Our objective with CPU overclocking is to hit frequencies that we think will be achievable for daily use by the platform’s buyers. As such, we test with sensible cooling hardware in the 240mm Corsair H100X AIO. We also used sensible voltages that lead to manageable thermal results.
Stability is confirmed by running multiple Cinebench tests, Handbrake video conversion, and AIDA64 CPU, FPU, and Cache stress test for at least 1 hour. We do not use Prime95 as we have found it to be overly demanding as a stress test application with the more recent AVX-capable versions.
The partnering hardware of choice was the MSI MEG X570 ACE motherboard, 16GB of 3200MHz CL14 DDR4, and a Seasonic Prime 1000W Titanium PSU.
Ryzen 5 3600X Frequencies:
We saw the 3600X generally hovering around 4125MHz during stock-clocked all-core loading in Cinebench.
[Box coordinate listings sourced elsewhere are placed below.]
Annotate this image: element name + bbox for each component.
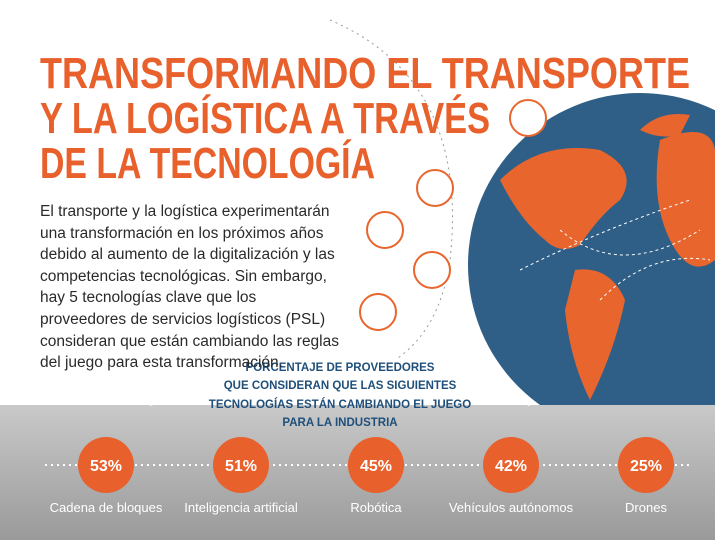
dotted-arc — [329, 19, 453, 361]
percent-value: 53% — [90, 458, 122, 475]
percent-circle — [348, 437, 404, 493]
percent-circle — [213, 437, 269, 493]
percent-value: 45% — [360, 458, 392, 475]
percent-value: 25% — [630, 458, 662, 475]
title-line: Y LA LOGÍSTICA A TRAVÉS — [40, 93, 490, 143]
intro-text: El transporte y la logística experimenta… — [40, 203, 339, 372]
item-label: Robótica — [350, 500, 402, 515]
title: TRANSFORMANDO EL TRANSPORTE Y LA LOGÍSTI… — [40, 49, 690, 188]
subtitle-line: PORCENTAJE DE PROVEEDORES — [246, 362, 435, 374]
subtitle-line: TECNOLOGÍAS ESTÁN CAMBIANDO EL JUEGO — [209, 398, 471, 411]
item-label: Cadena de bloques — [50, 500, 163, 515]
title-line: DE LA TECNOLOGÍA — [40, 138, 375, 188]
subtitle-shape — [225, 352, 455, 405]
subtitle-line: PARA LA INDUSTRIA — [282, 417, 397, 429]
percent-circle — [483, 437, 539, 493]
percent-circle — [618, 437, 674, 493]
percent-value: 42% — [495, 458, 527, 475]
subtitle-line: QUE CONSIDERAN QUE LAS SIGUIENTES — [224, 380, 457, 392]
percent-circle — [78, 437, 134, 493]
item-label: Inteligencia artificial — [184, 500, 298, 515]
item-label: Drones — [625, 500, 667, 515]
title-line: TRANSFORMANDO EL TRANSPORTE — [40, 49, 690, 98]
percent-value: 51% — [225, 458, 257, 475]
subtitle: PORCENTAJE DE PROVEEDORES QUE CONSIDERAN… — [209, 362, 471, 429]
globe — [468, 93, 715, 437]
item-label: Vehículos autónomos — [449, 500, 574, 515]
icons — [359, 99, 547, 331]
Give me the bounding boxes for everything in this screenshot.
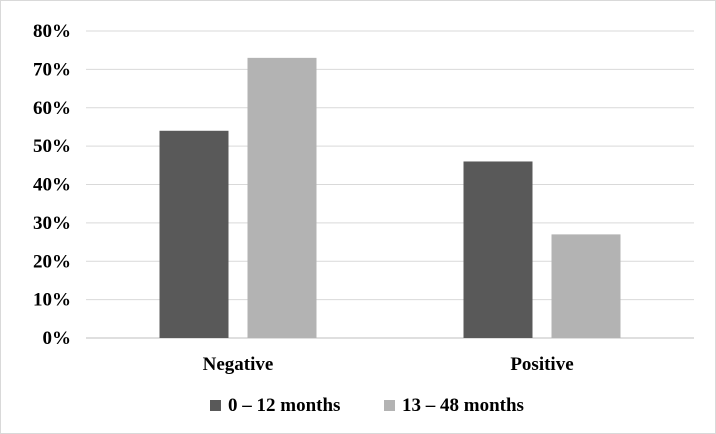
y-tick-label-20: 20% — [33, 251, 71, 272]
bar-positive-13-48-months — [551, 234, 621, 338]
y-tick-label-0: 0% — [43, 328, 72, 349]
legend-label-13-48-months: 13 – 48 months — [402, 395, 524, 416]
y-tick-label-50: 50% — [33, 136, 71, 157]
legend: 0 – 12 months 13 – 48 months — [210, 395, 524, 416]
y-tick-label-30: 30% — [33, 213, 71, 234]
y-tick-label-40: 40% — [33, 175, 71, 196]
x-category-label-negative: Negative — [203, 354, 274, 375]
x-category-label-positive: Positive — [510, 354, 573, 375]
bars — [159, 57, 621, 339]
y-tick-label-70: 70% — [33, 59, 71, 80]
y-axis-tick-labels: 0% 10% 20% 30% 40% 50% 60% 70% 80% — [33, 21, 71, 349]
y-tick-label-80: 80% — [33, 21, 71, 42]
y-tick-label-60: 60% — [33, 98, 71, 119]
bar-positive-0-12-months — [463, 161, 533, 338]
bar-negative-0-12-months — [159, 130, 229, 338]
y-tick-label-10: 10% — [33, 290, 71, 311]
x-axis-category-labels: Negative Positive — [203, 354, 574, 375]
bar-negative-13-48-months — [247, 57, 317, 339]
legend-swatch-0-12-months — [210, 400, 221, 411]
legend-label-0-12-months: 0 – 12 months — [228, 395, 340, 416]
legend-swatch-13-48-months — [384, 400, 395, 411]
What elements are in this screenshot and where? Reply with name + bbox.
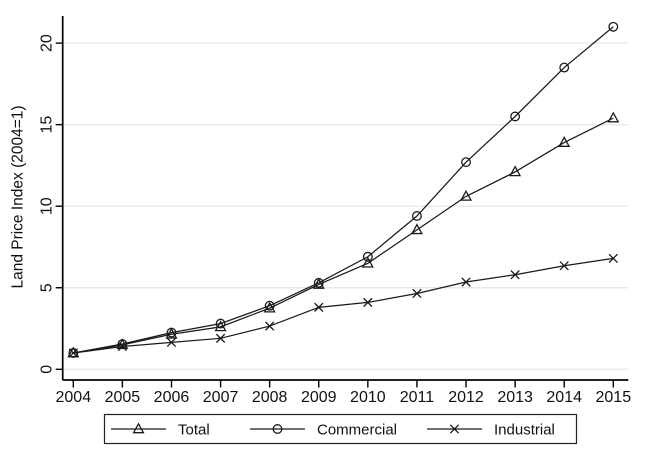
legend-marker-commercial xyxy=(272,424,283,434)
marker-triangle-total-2011 xyxy=(410,223,423,235)
x-tick-label-2014: 2014 xyxy=(546,389,582,406)
legend-marker-total xyxy=(132,422,145,434)
x-tick-label-2007: 2007 xyxy=(203,389,239,406)
y-tick-label-20: 20 xyxy=(39,34,56,52)
marker-circle-commercial-2012 xyxy=(461,157,471,168)
marker-x-industrial-2012 xyxy=(461,277,471,287)
marker-circle-commercial-2005 xyxy=(117,339,128,349)
series-line-commercial xyxy=(73,26,614,354)
x-tick-label-2006: 2006 xyxy=(154,389,190,406)
marker-x-industrial-2004 xyxy=(68,348,78,358)
gridlines xyxy=(62,42,629,370)
marker-x-industrial-2013 xyxy=(510,270,520,280)
x-tick-label-2008: 2008 xyxy=(252,389,288,406)
marker-x-industrial-2010 xyxy=(363,297,373,308)
legend-box xyxy=(103,413,578,445)
marker-circle-commercial-2009 xyxy=(313,277,324,288)
marker-circle-commercial-2011 xyxy=(411,211,422,221)
marker-x-industrial-2005 xyxy=(117,341,128,352)
marker-triangle-total-2007 xyxy=(214,320,227,332)
x-tick-label-2005: 2005 xyxy=(105,389,141,406)
x-tick-label-2012: 2012 xyxy=(448,389,484,406)
marker-x-industrial-2011 xyxy=(412,288,422,299)
x-tick-label-2015: 2015 xyxy=(596,389,632,406)
legend-label-industrial: Industrial xyxy=(494,421,555,438)
legend: Total Commercial Industrial xyxy=(103,413,578,445)
data-series xyxy=(67,21,620,358)
marker-triangle-total-2015 xyxy=(607,111,620,123)
y-tick-label-15: 15 xyxy=(39,116,56,134)
y-tick-label-0: 0 xyxy=(39,365,56,374)
x-tick-label-2011: 2011 xyxy=(400,389,435,406)
marker-circle-commercial-2013 xyxy=(510,111,521,122)
marker-circle-commercial-2015 xyxy=(608,21,619,32)
y-tick-label-5: 5 xyxy=(39,283,56,292)
series-line-total xyxy=(73,117,614,354)
y-axis-title: Land Price Index (2004=1) xyxy=(9,105,26,288)
axes: 0 5 10 15 20 2004 2005 2006 2007 2008 2009 2010 2011… xyxy=(39,16,632,406)
legend-label-commercial: Commercial xyxy=(317,421,397,438)
x-tick-label-2010: 2010 xyxy=(350,389,386,406)
marker-circle-commercial-2010 xyxy=(362,251,373,262)
marker-circle-commercial-2014 xyxy=(559,62,570,73)
marker-triangle-total-2013 xyxy=(509,165,522,177)
marker-x-industrial-2006 xyxy=(166,337,177,348)
marker-x-industrial-2009 xyxy=(314,302,324,312)
marker-x-industrial-2014 xyxy=(559,261,569,271)
x-tick-label-2009: 2009 xyxy=(301,389,337,406)
marker-triangle-total-2010 xyxy=(361,256,374,268)
marker-circle-commercial-2007 xyxy=(215,318,226,329)
marker-triangle-total-2012 xyxy=(460,189,473,201)
marker-circle-commercial-2006 xyxy=(166,327,177,338)
y-tick-label-10: 10 xyxy=(39,197,56,215)
marker-x-industrial-2015 xyxy=(608,253,618,264)
marker-triangle-total-2008 xyxy=(263,301,276,313)
series-line-industrial xyxy=(73,257,614,354)
x-tick-label-2013: 2013 xyxy=(497,389,533,406)
marker-x-industrial-2007 xyxy=(215,333,226,343)
marker-triangle-total-2014 xyxy=(558,136,571,147)
marker-circle-commercial-2008 xyxy=(264,300,275,311)
legend-marker-industrial xyxy=(449,424,460,434)
x-tick-label-2004: 2004 xyxy=(56,389,92,406)
legend-label-total: Total xyxy=(178,421,210,438)
marker-x-industrial-2008 xyxy=(265,321,275,331)
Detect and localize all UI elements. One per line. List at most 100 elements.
Single-thread frequency boosts jumped up to around 4300MHz, but our data seldom showed 4400MHz being hit.
Precision Boost Overdrive with the 200MHz Auto OC offset gave us, at most, an extra 25MHz on the clock speed. This was pointless in delivering meaningful performance changes.
The reason for the non-existent increase is likely related to the 3600X’s stock operating conditions. We don’t really see the package power or any of the motherboard VRM limits being hit, so PBO allowing these limits to be increased isn’t necessary.
Our manual overclocking delivered 4.3GHz stable all-core frequency with 1.35V. Despite only featuring six physical cores, temperatures were high at this setting even when using the Corsair H100X 240mm AIO.
With that said, an obscenely high ambient temperature on the UK's hottest day of the year certainly didn’t help. Don’t worry – our stock-clocked testing was conducted on a different day with more reasonable ambients, thus allowing PB2 to show realistic operating frequencies.
Overclocking comments:
If you want to overclock Ryzen 5 3600X to around 4.3GHz with 1.35V, you need a good CPU cooler. 4.2-4.3GHz seems like a reasonable target for Ryzen 5 3600X chips, though higher may be available with more voltage.
While 4.3GHz certainly delivered a performance gain, I would personally be inclined to enjoy the PB2 benefits of the chip at its stock clocks and settle for around 150-200MHz lower all-core frequency. But the unlocked multiplier gives buyers that freedom.